La société avait connu un essor important depuis 1988, passant de trois à une quarantaine d'employés et les perspectives étaient excellentes pour la suite. L'avenir de la société reposait entièrement sur R______, son salaire du montant de CHF 22'000.- par mois n'était donc pas exagéré. Ce dernier devait faire face à un énorme travail. Il gérait les clients en Valais, sur Vaud, à Genève ainsi qu'à l'étranger, en semaine ainsi que le week-end, afin d'entretenir les bonnes relations commerciales qu'il avait pu nouer et de rechercher de nouvelles affaires. L'administrateur avait également la responsabilité de toute la société et des personnes qui en dépendaient.

L'AFC-GE n'avait pas tenu compte du salaire d'administrateur de
CHF 48'000.- pour le salaire de base.

La copie de l'avenant n° 1 au contrat de travail à durée déterminée de
R______, signé les 13 et 15 décembres 2004, dont il ressortait qu'en raison de son essor la société lui rétrocédait, du 1er janvier au 31 décembre 2005, un commissionnement sur la facturation hors taxes des clients auprès desquels il a placé des consultants à raison de 5 % de 0 à 1'000'000.-, de 7,5 % de
CHF 1'000'001.- à CHF 2'000'000.- et de 10 % au-dessus de CHF 2'000'001.- . Un acte notarié mentionnant qu'en janvier 2008, R______ s'était engagé solidairement aux côtés de la contribuable, en tant que caution à hauteur de
CHF 420'000.-, était annexé au recours.

10. L'AFC-GE a répondu le 19 décembre 2008. Pour déterminer les salaires excessifs, elle appliquait la méthode valaisanne, compte tenu de son caractère fiable reconnu par la jurisprudence.

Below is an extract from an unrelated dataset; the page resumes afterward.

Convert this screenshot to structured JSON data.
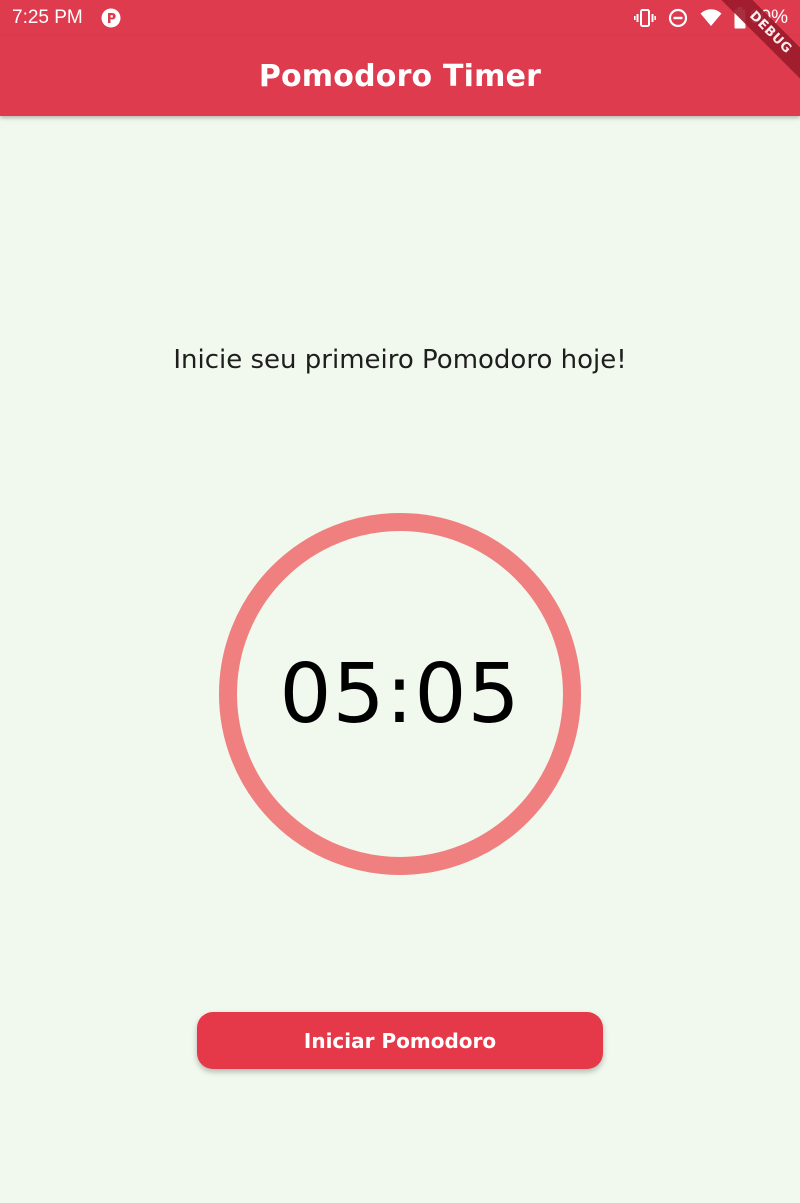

Cette méthode était applicable lorsque les données servant de fondement à la définition de la rémunération des cadres faisaient défaut ou étaient inexploitables.

La part de salaire qui apparaissait comme excessive, en application de la méthode valaisanne, avait fait l'objet d'une reprise, à juste titre. Un salaire aussi élevé n'aurait de toute évidence jamais été accordé à une personne ne possédant pas tant de liens étroits avec la société contribuable.

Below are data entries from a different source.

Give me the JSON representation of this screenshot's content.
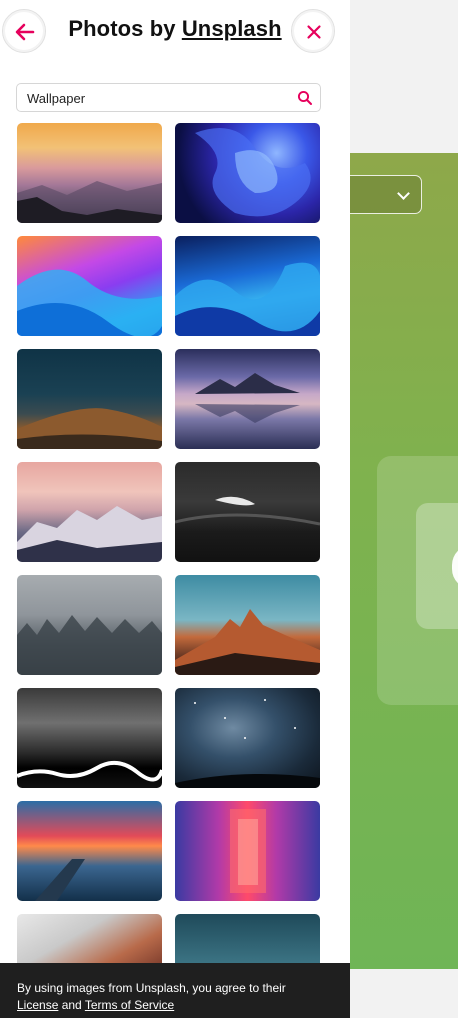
{
  "header": {
    "title_prefix": "Photos by ",
    "title_link": "Unsplash"
  },
  "search": {
    "value": "Wallpaper"
  },
  "photos": [
    {
      "name": "pink-sunset-mountains"
    },
    {
      "name": "blue-abstract-waves"
    },
    {
      "name": "purple-macos-wave"
    },
    {
      "name": "blue-layered-waves"
    },
    {
      "name": "night-hill-stars"
    },
    {
      "name": "mountain-reflection"
    },
    {
      "name": "pink-snowy-mountains"
    },
    {
      "name": "dark-ocean-wave"
    },
    {
      "name": "misty-forest"
    },
    {
      "name": "red-rock-mountain"
    },
    {
      "name": "black-white-abstract"
    },
    {
      "name": "milky-way-trees"
    },
    {
      "name": "pier-sunset-lake"
    },
    {
      "name": "neon-corridor"
    },
    {
      "name": "snowy-red-rocks"
    },
    {
      "name": "teal-blur"
    }
  ],
  "footer": {
    "text_before": "By using images from Unsplash, you agree to their",
    "license_link": "License",
    "and_text": " and ",
    "terms_link": "Terms of Service"
  },
  "colors": {
    "accent": "#e6005c",
    "footer_bg": "#1f1f1f",
    "background_green": "#7fb24e"
  }
}
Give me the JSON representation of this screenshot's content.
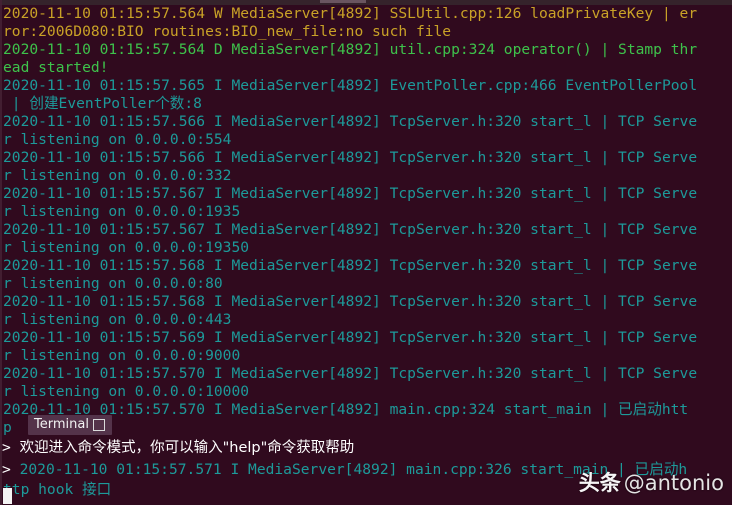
{
  "window": {
    "title": "Terminal",
    "background_color": "#300a1e",
    "top_strip_color": "#35232b"
  },
  "palette": {
    "warn": "#c9a227",
    "debug": "#3ec24b",
    "info": "#1d9a9a",
    "prompt": "#ffffff",
    "background": "#300a1e"
  },
  "overlay": {
    "chip_label": "Terminal"
  },
  "watermark": {
    "cn": "头条",
    "handle": "@antonio"
  },
  "terminal": {
    "lines": [
      {
        "level": "W",
        "color": "warn",
        "text": "2020-11-10 01:15:57.564 W MediaServer[4892] SSLUtil.cpp:126 loadPrivateKey | er"
      },
      {
        "level": "W",
        "color": "warn",
        "text": "ror:2006D080:BIO routines:BIO_new_file:no such file"
      },
      {
        "level": "D",
        "color": "debug",
        "text": "2020-11-10 01:15:57.564 D MediaServer[4892] util.cpp:324 operator() | Stamp thr"
      },
      {
        "level": "D",
        "color": "debug",
        "text": "ead started!"
      },
      {
        "level": "I",
        "color": "info",
        "text": "2020-11-10 01:15:57.565 I MediaServer[4892] EventPoller.cpp:466 EventPollerPool"
      },
      {
        "level": "I",
        "color": "info",
        "text": " | 创建EventPoller个数:8"
      },
      {
        "level": "I",
        "color": "info",
        "text": "2020-11-10 01:15:57.566 I MediaServer[4892] TcpServer.h:320 start_l | TCP Serve"
      },
      {
        "level": "I",
        "color": "info",
        "text": "r listening on 0.0.0.0:554"
      },
      {
        "level": "I",
        "color": "info",
        "text": "2020-11-10 01:15:57.566 I MediaServer[4892] TcpServer.h:320 start_l | TCP Serve"
      },
      {
        "level": "I",
        "color": "info",
        "text": "r listening on 0.0.0.0:332"
      },
      {
        "level": "I",
        "color": "info",
        "text": "2020-11-10 01:15:57.567 I MediaServer[4892] TcpServer.h:320 start_l | TCP Serve"
      },
      {
        "level": "I",
        "color": "info",
        "text": "r listening on 0.0.0.0:1935"
      },
      {
        "level": "I",
        "color": "info",
        "text": "2020-11-10 01:15:57.567 I MediaServer[4892] TcpServer.h:320 start_l | TCP Serve"
      },
      {
        "level": "I",
        "color": "info",
        "text": "r listening on 0.0.0.0:19350"
      },
      {
        "level": "I",
        "color": "info",
        "text": "2020-11-10 01:15:57.568 I MediaServer[4892] TcpServer.h:320 start_l | TCP Serve"
      },
      {
        "level": "I",
        "color": "info",
        "text": "r listening on 0.0.0.0:80"
      },
      {
        "level": "I",
        "color": "info",
        "text": "2020-11-10 01:15:57.568 I MediaServer[4892] TcpServer.h:320 start_l | TCP Serve"
      },
      {
        "level": "I",
        "color": "info",
        "text": "r listening on 0.0.0.0:443"
      },
      {
        "level": "I",
        "color": "info",
        "text": "2020-11-10 01:15:57.569 I MediaServer[4892] TcpServer.h:320 start_l | TCP Serve"
      },
      {
        "level": "I",
        "color": "info",
        "text": "r listening on 0.0.0.0:9000"
      },
      {
        "level": "I",
        "color": "info",
        "text": "2020-11-10 01:15:57.570 I MediaServer[4892] TcpServer.h:320 start_l | TCP Serve"
      },
      {
        "level": "I",
        "color": "info",
        "text": "r listening on 0.0.0.0:10000"
      },
      {
        "level": "I",
        "color": "info",
        "text": "2020-11-10 01:15:57.570 I MediaServer[4892] main.cpp:324 start_main | 已启动htt"
      },
      {
        "level": "I",
        "color": "info",
        "text": "p"
      }
    ],
    "prompt_lines": [
      {
        "marker": ">",
        "style": "cn",
        "text": "欢迎进入命令模式，你可以输入\"help\"命令获取帮助"
      },
      {
        "marker": ">",
        "style": "mono",
        "text": "2020-11-10 01:15:57.571 I MediaServer[4892] main.cpp:326 start_main | 已启动h"
      }
    ],
    "tail_line": "ttp hook 接口",
    "listening_ports": [
      554,
      332,
      1935,
      19350,
      80,
      443,
      9000,
      10000
    ],
    "process_name": "MediaServer",
    "pid": "4892",
    "event_poller_count": "8"
  }
}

Les qualifications professionnelles de l'administrateur avaient été prises en compte dans le cadre de la détermination du salaire de base en fonction du type d'activité, sur la base de données statistiques relatives au secteur économique concerné répondant pleinement aux exigences du Tribunal fédéral. Pour le surplus, la recourante ne démontrait pas que la méthode appliquée était arbitraire.

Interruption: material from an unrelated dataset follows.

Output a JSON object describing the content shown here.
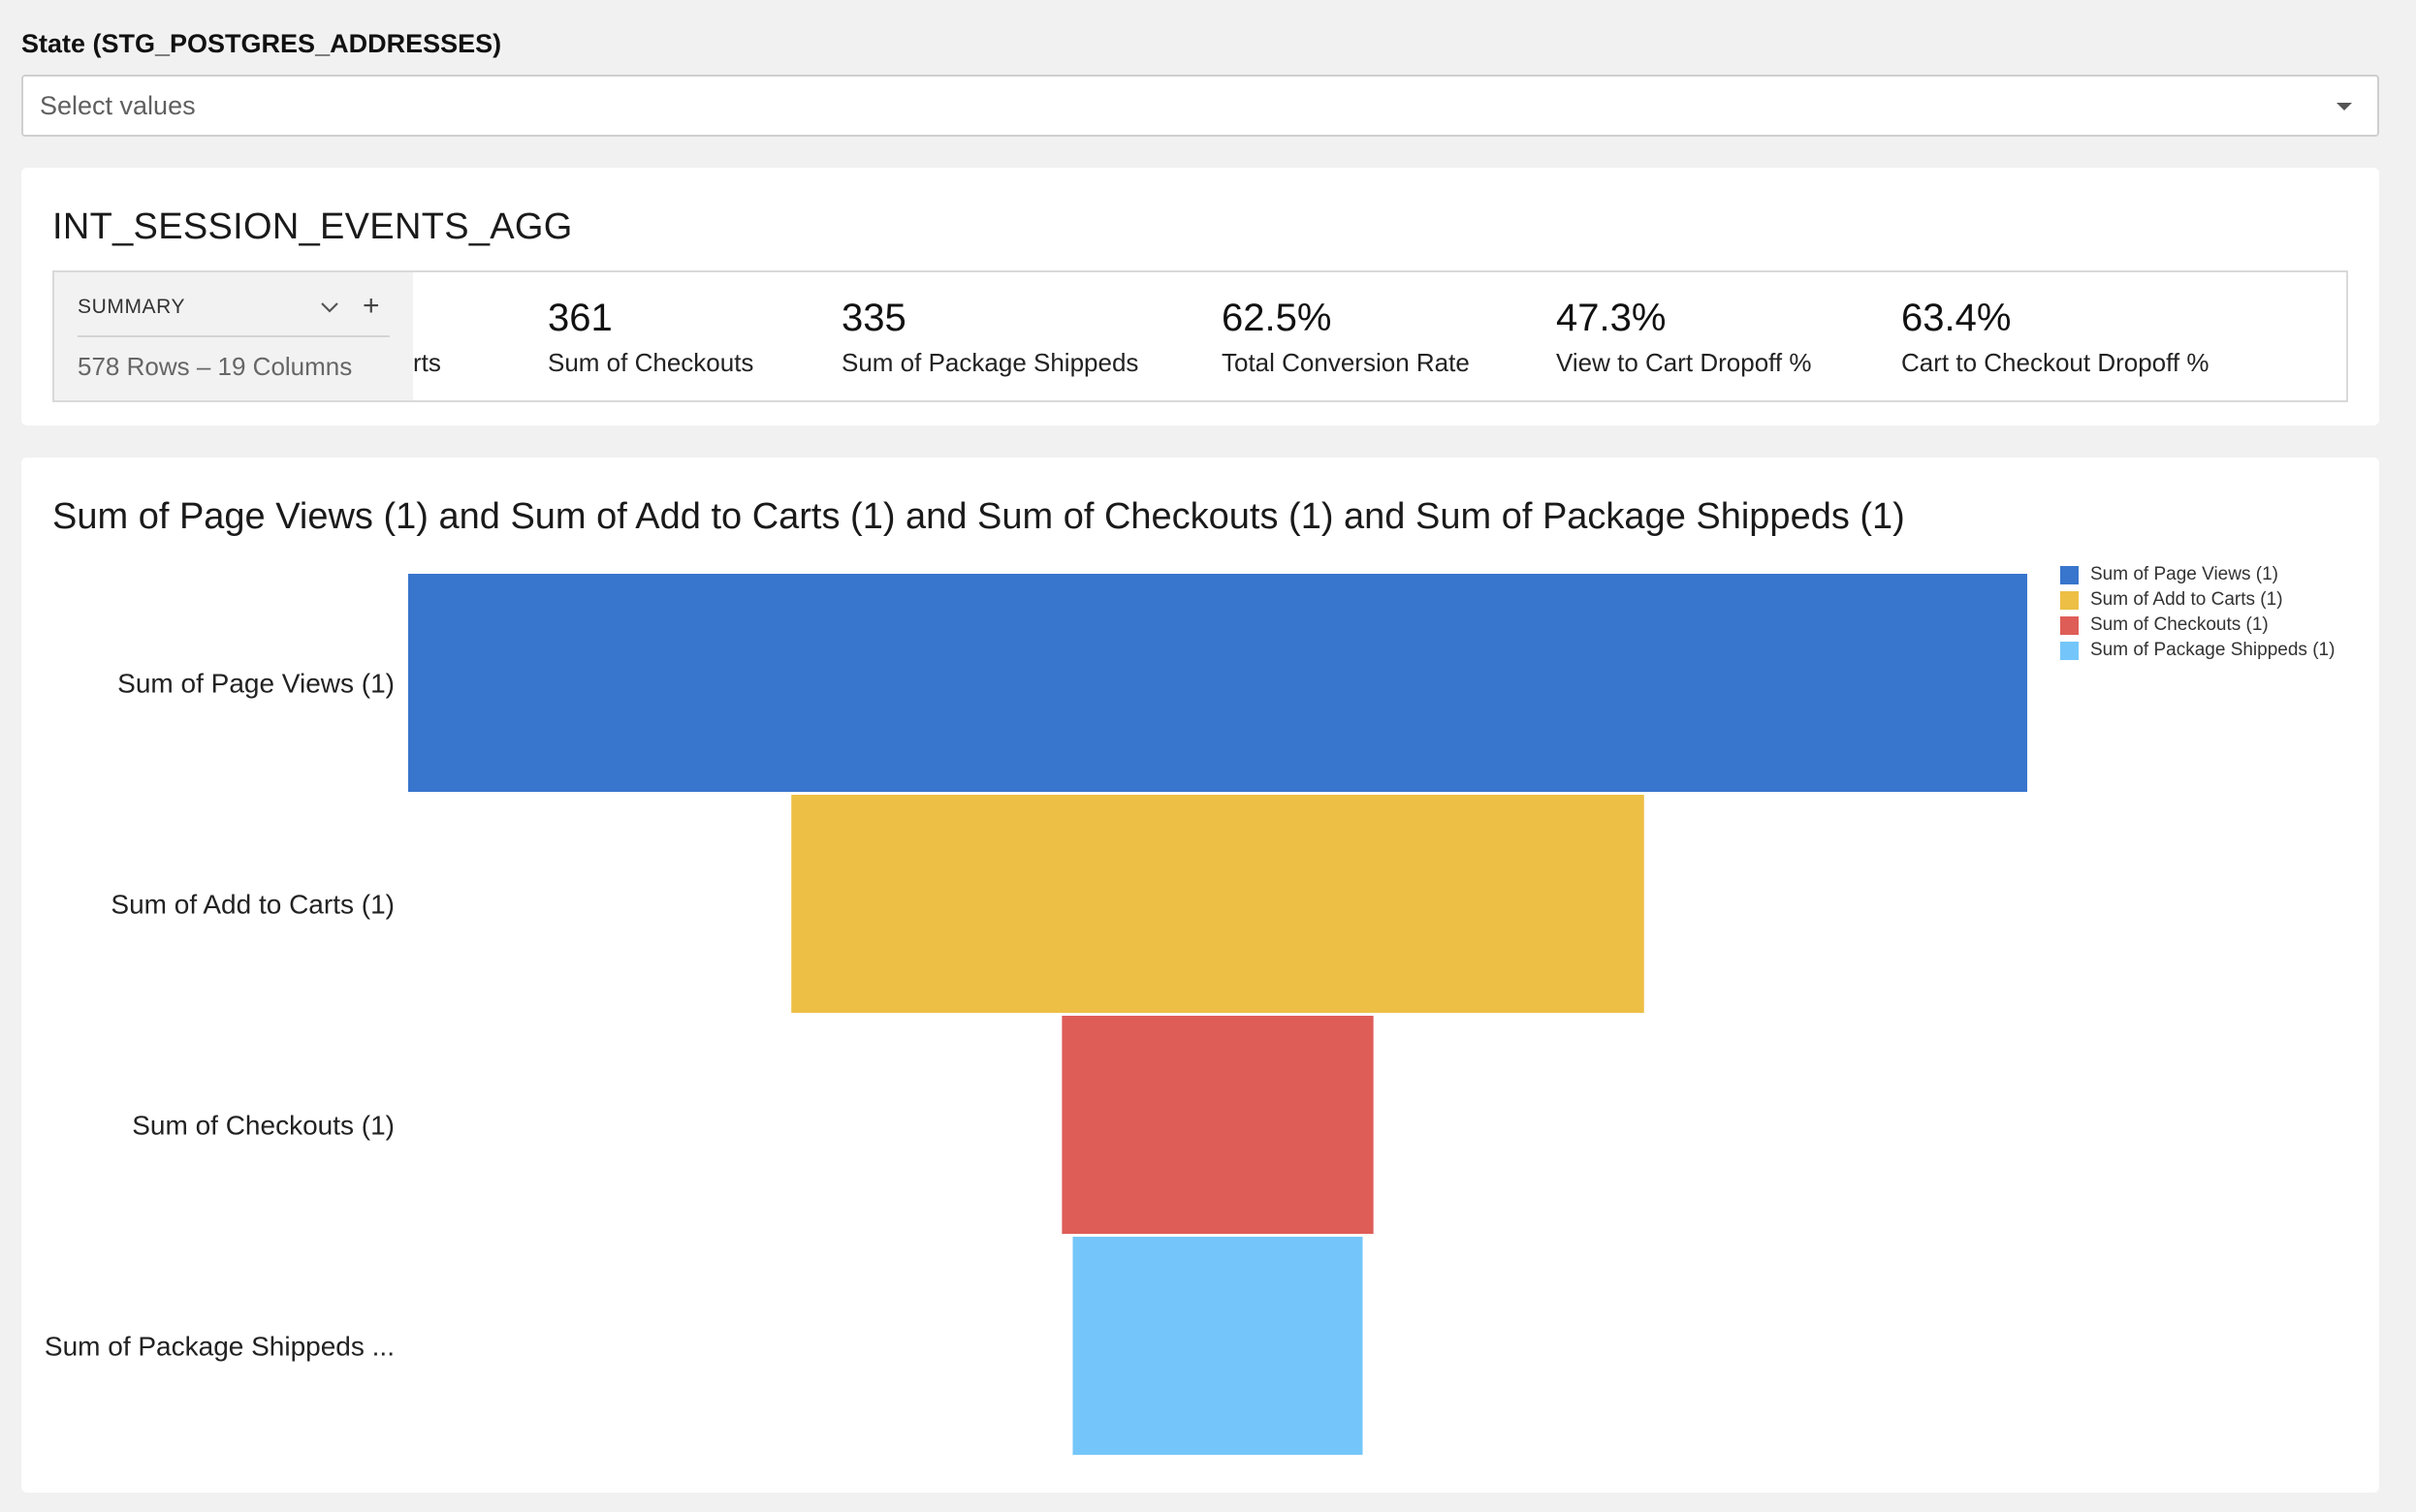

L'AFC-GE a conclu au rejet des recours.

11. La contribuable a déclaré, le 25 mars 2009, qu'elle maintenait son recours et a demandé à la commission de revoir sa position relative à la méthode valaisanne arrêtant le salaire de base de l'administrateur à CHF 150'000.-. Selon ses informations, de grosses sociétés en Valais offraient à leurs informaticiens, n'ayant pas d'autres responsabilités que leur travail, des salaires plus élevés.

12. A la demande de la commission, la contribuable a, par écriture du
6 novembre 2009, exposé qu'en 2008, R______ avait généré à lui seul un chiffre d'affaires de plus de CHF 4'700'000.- sur le chiffre d'affaires total de
CHF 5'600'000.-, en raison principalement des excellentes relations qu'il entretenait avec ses clients et de sa bonne gestion du personnel. Chaque année, la société facturait à hauteur de CHF 80'000.- les prestations de R______ auprès du Groupe Mutuel. Ce dernier œuvrait sans cesse à la recherche de nouveaux développements de l'activité de la contribuable. Toutes ces activités nécessitaient une très grande disponibilité, beaucoup de réflexion, de travail et un horaire dépassant largement 40 heures par semaine.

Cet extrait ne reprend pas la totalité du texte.